Two-time Emmy winner Carol Kane made her professional acting debut in the 1966 play The Prime of Miss Jean Brodie. Her film debut came five years later in the Mike Nichols movie Carnal Knowledge, and by 1976, she'd been nominated for an Academy Award for her role in Hester Street. She worked steadily in film throughout the 1970s, including a role in the Woody Allen classic Annie Hall, before landing a regular part on the hit TV show Taxi. She played Simka Dahblitz-Gravas, the wife of Andy Kaufman's character Latka, from 1981 to 1983, and won Emmys for the role in 1982 and 1983.
After Taxi, Kane continued to work in both television and film, including a memorable turn in 1987's The Princess Bride.

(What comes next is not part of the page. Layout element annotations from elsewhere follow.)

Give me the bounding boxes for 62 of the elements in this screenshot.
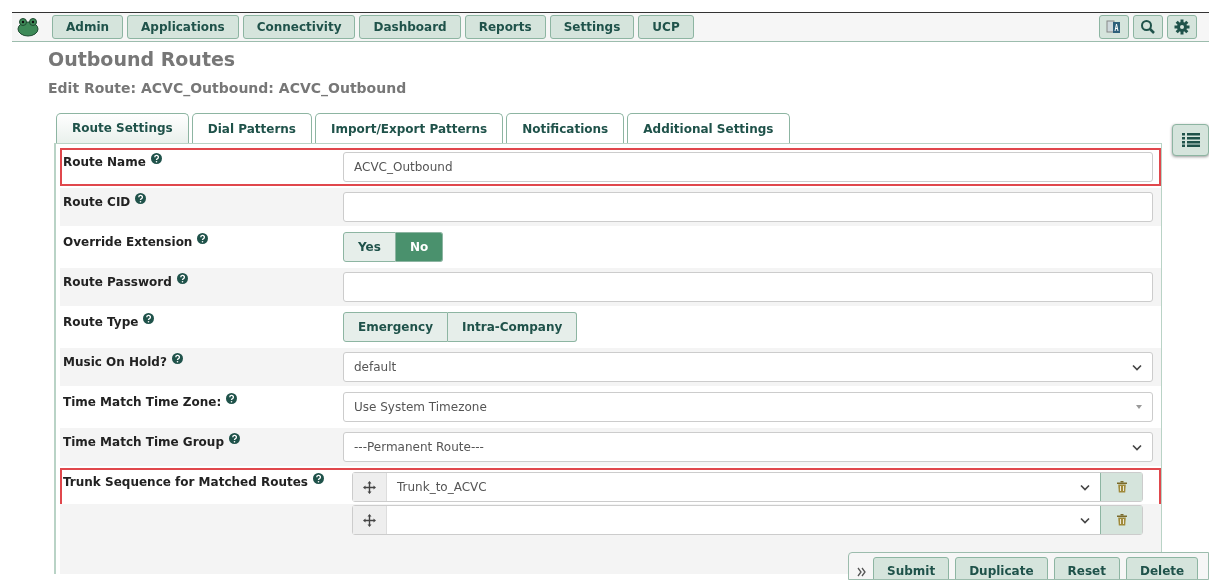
field-label: Music On Hold? bbox=[63, 354, 167, 371]
nav-menu-button[interactable]: Connectivity bbox=[242, 15, 356, 39]
toggle-button[interactable]: Intra-Company bbox=[447, 312, 578, 342]
help-icon[interactable] bbox=[150, 153, 162, 164]
trash-icon[interactable] bbox=[1100, 473, 1142, 501]
nav-menu-button[interactable]: Applications bbox=[127, 15, 239, 39]
nav-menu-button[interactable]: Reports bbox=[464, 15, 546, 39]
tab[interactable]: Route Settings bbox=[56, 113, 189, 143]
nav-menu-button[interactable]: Settings bbox=[549, 15, 635, 39]
tab[interactable]: Notifications bbox=[506, 113, 625, 143]
field-label: Route Password bbox=[63, 274, 172, 291]
text-field[interactable] bbox=[343, 272, 1153, 302]
tab[interactable]: Additional Settings bbox=[627, 113, 790, 143]
field-label: Time Match Time Group bbox=[63, 434, 224, 451]
field-label: Route Name bbox=[63, 154, 146, 171]
page-title: Outbound Routes bbox=[48, 47, 237, 72]
help-icon[interactable] bbox=[226, 393, 238, 404]
select-field[interactable]: default bbox=[343, 352, 1153, 382]
search-icon[interactable] bbox=[1133, 15, 1163, 39]
text-field[interactable] bbox=[343, 192, 1153, 222]
tab[interactable]: Import/Export Patterns bbox=[315, 113, 504, 143]
caret-icon bbox=[1136, 405, 1142, 409]
field-label: Route CID bbox=[63, 194, 131, 211]
select-field[interactable]: Use System Timezone bbox=[343, 392, 1153, 422]
caret-icon bbox=[1132, 363, 1142, 371]
page-subtitle: Edit Route: ACVC_Outbound: ACVC_Outbound bbox=[48, 79, 408, 99]
move-icon[interactable] bbox=[363, 513, 376, 527]
move-icon[interactable] bbox=[363, 480, 376, 494]
toggle-button[interactable]: Yes bbox=[343, 232, 396, 262]
field-label: Time Match Time Zone: bbox=[63, 394, 222, 411]
nav-menu-button[interactable]: Admin bbox=[52, 15, 124, 39]
action-button[interactable]: Submit bbox=[873, 557, 950, 579]
help-icon[interactable] bbox=[229, 433, 240, 444]
action-button[interactable]: Delete bbox=[1125, 557, 1199, 579]
nav-menu-button[interactable]: Dashboard bbox=[359, 15, 461, 39]
field-label: Trunk Sequence for Matched Routes bbox=[63, 474, 308, 491]
help-icon[interactable] bbox=[135, 193, 147, 204]
help-icon[interactable] bbox=[197, 233, 209, 244]
caret-icon bbox=[1080, 516, 1090, 524]
action-button[interactable]: Reset bbox=[1053, 557, 1120, 579]
caret-icon bbox=[1132, 443, 1142, 451]
text-field[interactable]: ACVC_Outbound bbox=[343, 152, 1153, 182]
collapse-icon[interactable] bbox=[857, 567, 867, 577]
action-button[interactable]: Duplicate bbox=[955, 557, 1048, 579]
settings-icon[interactable] bbox=[1167, 15, 1197, 39]
list-icon[interactable] bbox=[1172, 124, 1209, 156]
toggle-button[interactable]: Emergency bbox=[343, 312, 448, 342]
toggle-button[interactable]: No bbox=[395, 232, 444, 262]
help-icon[interactable] bbox=[176, 273, 188, 284]
help-icon[interactable] bbox=[171, 353, 183, 364]
trunk-select[interactable]: Trunk_to_ACVC bbox=[352, 472, 1143, 502]
translate-icon[interactable] bbox=[1099, 15, 1129, 39]
trash-icon[interactable] bbox=[1100, 506, 1142, 534]
field-label: Override Extension bbox=[63, 234, 193, 251]
help-icon[interactable] bbox=[313, 473, 324, 484]
select-field[interactable]: ---Permanent Route--- bbox=[343, 432, 1153, 462]
help-icon[interactable] bbox=[143, 313, 155, 324]
frog-logo-icon bbox=[16, 17, 40, 37]
field-label: Route Type bbox=[63, 314, 139, 331]
caret-icon bbox=[1080, 483, 1090, 491]
tab[interactable]: Dial Patterns bbox=[191, 113, 312, 143]
nav-menu-button[interactable]: UCP bbox=[638, 15, 694, 39]
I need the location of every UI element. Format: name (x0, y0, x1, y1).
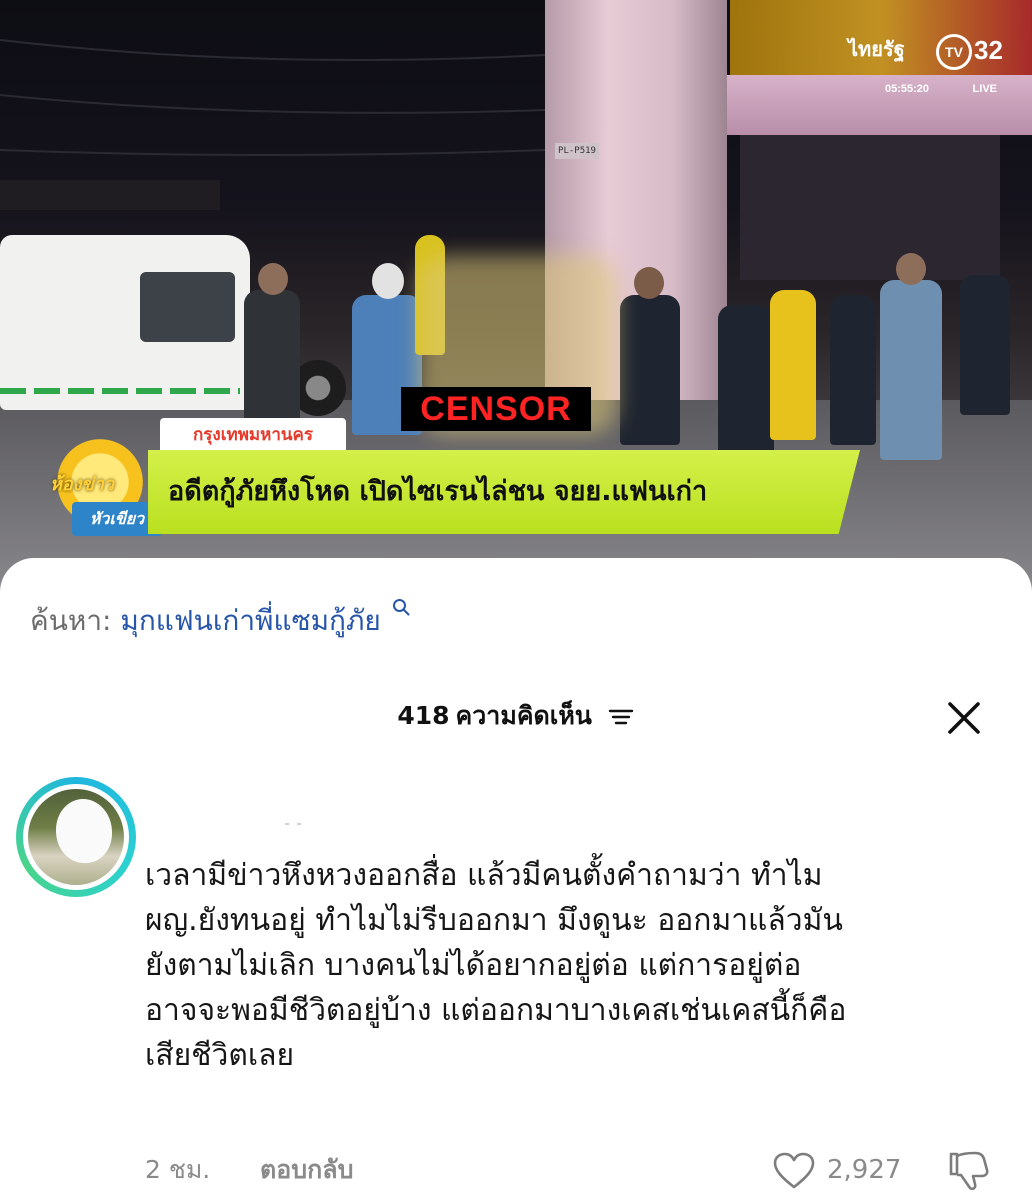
sort-icon[interactable] (607, 705, 635, 729)
channel-brand: ไทยรัฐ (848, 39, 905, 61)
comment-item: เวลามีข่าวหึงหวงออกสื่อ แล้วมีคนตั้งคำถา… (0, 773, 1032, 1193)
thumbs-down-icon[interactable] (947, 1150, 991, 1192)
comment-body: เวลามีข่าวหึงหวงออกสื่อ แล้วมีคนตั้งคำถา… (145, 853, 1015, 1078)
story-ring[interactable] (16, 777, 136, 897)
crowd (230, 195, 1032, 475)
comment-time: 2 ชม. (145, 1155, 211, 1184)
pillar-tag: PL-P519 (555, 143, 599, 159)
comment-line: เวลามีข่าวหึงหวงออกสื่อ แล้วมีคนตั้งคำถา… (145, 858, 823, 893)
comment-line: ผญ.ยังทนอยู่ ทำไมไม่รีบออกมา มึงดูนะ ออก… (145, 903, 843, 938)
broadcast-clock: 05:55:20 LIVE (885, 82, 997, 96)
comments-sheet: ค้นหา: มุกแฟนเก่าพี่แซมกู้ภัย 418 ความคิด… (0, 558, 1032, 1200)
show-logo: ห้องข่าว หัวเขียว (20, 420, 170, 550)
news-headline: อดีตกู้ภัยหึงโหด เปิดไซเรนไล่ชน จยย.แฟนเ… (148, 450, 860, 534)
search-icon[interactable] (392, 598, 410, 616)
like-count: 2,927 (827, 1155, 902, 1185)
channel-number: 32 (974, 35, 1003, 65)
comment-line: เสียชีวิตเลย (145, 1038, 295, 1073)
channel-logo: ไทยรัฐ TV 32 (848, 30, 1023, 70)
reply-button[interactable]: ตอบกลับ (260, 1154, 353, 1186)
search-prefix: ค้นหา: (30, 604, 112, 637)
comment-count: 418 (397, 701, 450, 730)
truck-window (140, 272, 235, 342)
broadcast-time: 05:55:20 (885, 83, 930, 95)
avatar-blurred-face (56, 799, 112, 863)
show-logo-line1: ห้องข่าว (50, 474, 114, 495)
search-suggestion[interactable]: ค้นหา: มุกแฟนเก่าพี่แซมกู้ภัย (30, 598, 410, 644)
search-term-link[interactable]: มุกแฟนเก่าพี่แซมกู้ภัย (120, 604, 380, 637)
comments-header: 418 ความคิดเห็น (0, 686, 1032, 746)
comment-line: อาจจะพอมีชีวิตอยู่บ้าง แต่ออกมาบางเคสเช่… (145, 993, 847, 1028)
location-label: กรุงเทพมหานคร (160, 418, 346, 452)
heart-icon[interactable] (773, 1152, 815, 1190)
comment-line: ยังตามไม่เลิก บางคนไม่ได้อยากอยู่ต่อ แต่… (145, 948, 802, 983)
comments-title: 418 ความคิดเห็น (0, 696, 1032, 736)
username-redacted (285, 823, 301, 825)
avatar[interactable] (28, 789, 124, 885)
channel-tv-icon: TV (936, 34, 972, 70)
comment-count-label: ความคิดเห็น (455, 701, 592, 730)
live-badge: LIVE (972, 83, 997, 95)
truck-stripe (0, 388, 240, 394)
news-video-frame[interactable]: PL-P519 CENSOR ไทยรัฐ TV 32 05:55:20 LIV… (0, 0, 1032, 600)
censor-label: CENSOR (401, 387, 591, 431)
close-icon[interactable] (944, 698, 984, 738)
comment-actions: 2 ชม. ตอบกลับ 2,927 (145, 1148, 1015, 1192)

In more recent years, Kane's made guest appearances on shows including Two and a Half Men, Ugly Betty, and Girls. In 2014, she started a recurring arc on Fox's Gotham, and in 2015, she began a regular role on the Netflix original series Unbreakable Kimmy Schmidt, created by Tina Fey and Robert Carlock.
Kane has also been active in theater. In 2005, she joined the cast of the first national tour of the hit Broadway musical Wicked as the headmistress Madame Morrible. She reprised the role on Broadway in 2006, in Los Angeles intermittently between 2007 and 2009, in San Francisco in 2009, and again on Broadway in 2013 and 2014. She made her West End debut in January 2011 in a production of play The Children's Hour, costarring Keira Knightley, Elisabeth Moss, and Ellen Burstyn, and in 2012, appeared on Broadway in the play Harvey.